Collegati con noi

Esteri

Trump attacca il sistema elettorale Usa: «Vulnerabile ai brogli», ma le accuse restano senza prove

Donald Trump denuncia presunte vulnerabilità del sistema elettorale americano e accusa Cina e Venezuela di interferenze. Le affermazioni, però, non sono state accompagnate da prove conclusive e sono contestate da intelligence, democratici e media statunitensi.

Pubblicato

del

Donald Trump torna ad attaccare il sistema elettorale degli Stati Uniti e, a meno di quattro mesi dalle elezioni di metà mandato, denuncia il rischio che il voto possa essere «truccato e rubato».

Durante un discorso alla nazione dalla Casa Bianca, il presidente americano ha annunciato la desecretazione di documenti che, a suo giudizio, dimostrerebbero «scioccanti vulnerabilità» nelle procedure elettorali e nei sistemi informatici utilizzati per registrare gli elettori e contare i voti.

Le accuse contro Cina e Venezuela

Trump ha sostenuto che la Cina avrebbe realizzato «la più vasta violazione di dati elettorali della storia», acquisendo illecitamente informazioni relative a circa 220 milioni di elettori americani.

Secondo il presidente, Pechino avrebbe voluto ostacolare la sua rielezione nel 2020 e favorire Joe Biden, arrivando anche a valutare la produzione di schede elettorali illegali. La Cina ha respinto le accuse, affermando di non avere mai interferito nelle elezioni statunitensi.

Trump ha citato anche un presunto complotto collegato al governo venezuelano di Nicolás Maduro. Le affermazioni del presidente, tuttavia, non sono state accompagnate durante il discorso da elementi capaci di dimostrare che voti, schede o risultati siano stati effettivamente modificati.
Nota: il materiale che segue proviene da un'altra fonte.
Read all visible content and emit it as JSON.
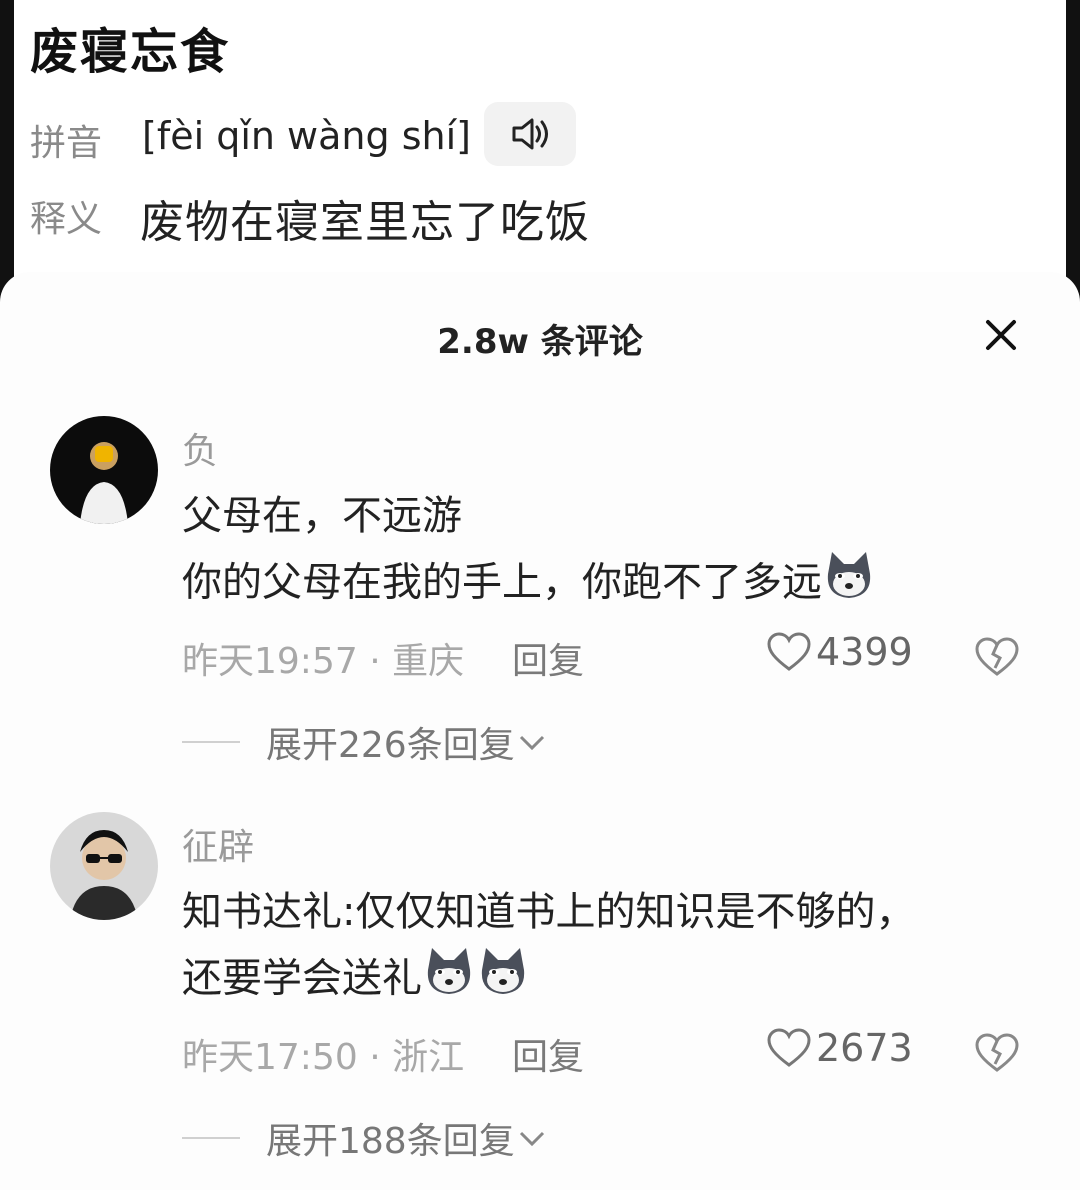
{
  "dictionary": {
    "word": "废寝忘食",
    "pinyin_label": "拼音",
    "pinyin": "[fèi qǐn wàng shí]",
    "meaning_label": "释义",
    "meaning": "废物在寝室里忘了吃饭"
  },
  "comments_panel": {
    "title": "2.8w 条评论",
    "comments": [
      {
        "author": "负",
        "line1": "父母在，不远游",
        "line2": "你的父母在我的手上，你跑不了多远",
        "meta": "昨天19:57 · 重庆",
        "reply": "回复",
        "likes": "4399",
        "expand": "展开226条回复"
      },
      {
        "author": "征辟",
        "line1": "知书达礼:仅仅知道书上的知识是不够的，",
        "line2": "还要学会送礼",
        "meta": "昨天17:50 · 浙江",
        "reply": "回复",
        "likes": "2673",
        "expand": "展开188条回复"
      }
    ]
  },
  "icons": {
    "speaker": "speaker-icon",
    "close": "close-icon",
    "like": "heart-icon",
    "dislike": "broken-heart-icon",
    "emoji": "husky-emoji-icon",
    "chevron": "chevron-down-icon"
  }
}
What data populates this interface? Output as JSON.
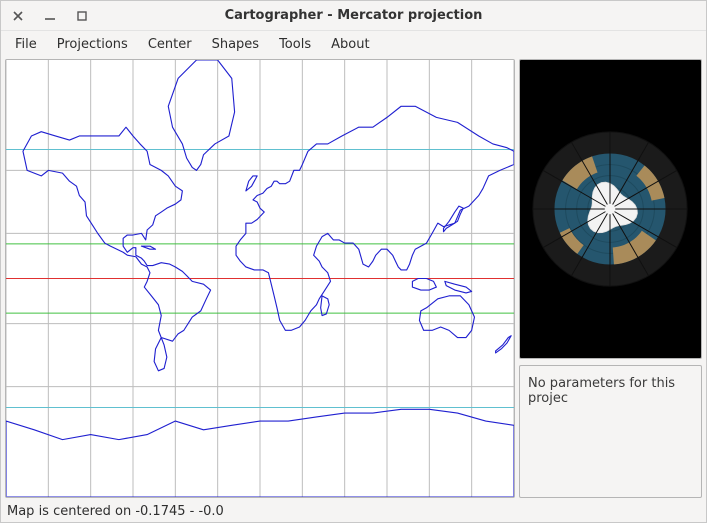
{
  "window": {
    "title": "Cartographer - Mercator projection"
  },
  "menubar": {
    "items": [
      "File",
      "Projections",
      "Center",
      "Shapes",
      "Tools",
      "About"
    ]
  },
  "map": {
    "graticule_spacing_deg": 30,
    "tropics_deg": 23.5,
    "polar_circle_deg": 66.5,
    "equator_color": "#e03030",
    "tropic_color": "#40c040",
    "polar_color": "#60c0d0",
    "grid_color": "#bdbdbd",
    "coast_color": "#2020d0"
  },
  "side": {
    "params_text": "No parameters for this projec"
  },
  "status": {
    "text": "Map is centered on -0.1745  -  -0.0"
  },
  "chart_data": {
    "type": "map",
    "projection": "Mercator",
    "center_lon": -0.1745,
    "center_lat": -0.0,
    "overlays": [
      "graticule-30deg",
      "equator",
      "tropics",
      "polar-circles",
      "coastlines"
    ],
    "preview_projection": "azimuthal-south-pole"
  }
}
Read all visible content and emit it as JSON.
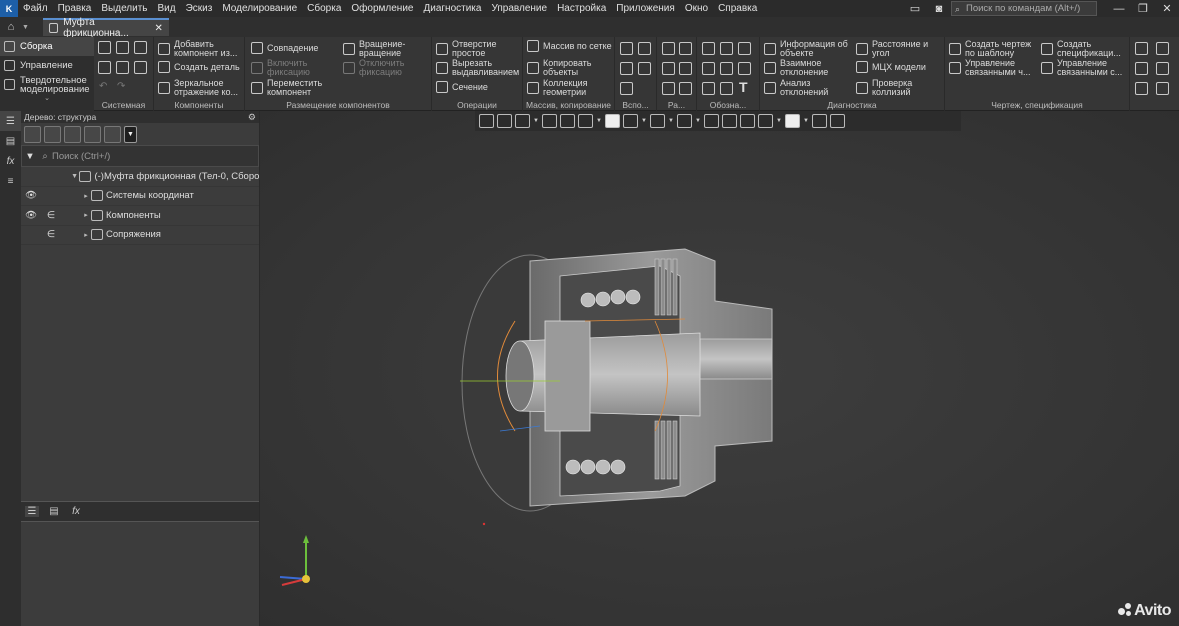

Una valutazione pubblica dell’intelligence americana del 2021 aveva concluso che nessun attore straniero, compresa la Cina, era riuscito ad alterare tecnicamente registrazioni, schede elettorali o conteggi nelle presidenziali del 2020.

I presunti elettori non cittadini

Il presidente ha inoltre sostenuto che almeno 278 mila persone prive della cittadinanza americana risulterebbero iscritte nelle liste elettorali.

Il dato deriverebbe da una verifica parziale effettuata dal Dipartimento per la Sicurezza interna sui registri di alcuni Stati. Non è stato però chiarito quante di queste persone abbiano realmente votato né se tutte le registrazioni individuate siano effettivamente irregolari.

Gli studi indipendenti condotti negli ultimi anni indicano che il voto illegale dei non cittadini esiste, ma rappresenta un fenomeno estremamente raro e non risulta avere modificato l’esito di elezioni nazionali.

Il ritorno sul voto del 2020

Gran parte dell’intervento è stata dedicata alle presidenziali vinte da Joe Biden nel 2020. Trump continua a sostenere che quel voto sia stato manipolato, nonostante riconteggi, verifiche amministrative e numerosi procedimenti giudiziari non abbiano accertato frodi diffuse tali da cambiare il risultato.

Le accuse sulla presunta elezione rubata alimentarono la mobilitazione culminata nell’assalto al Congresso del 6 gennaio 2021.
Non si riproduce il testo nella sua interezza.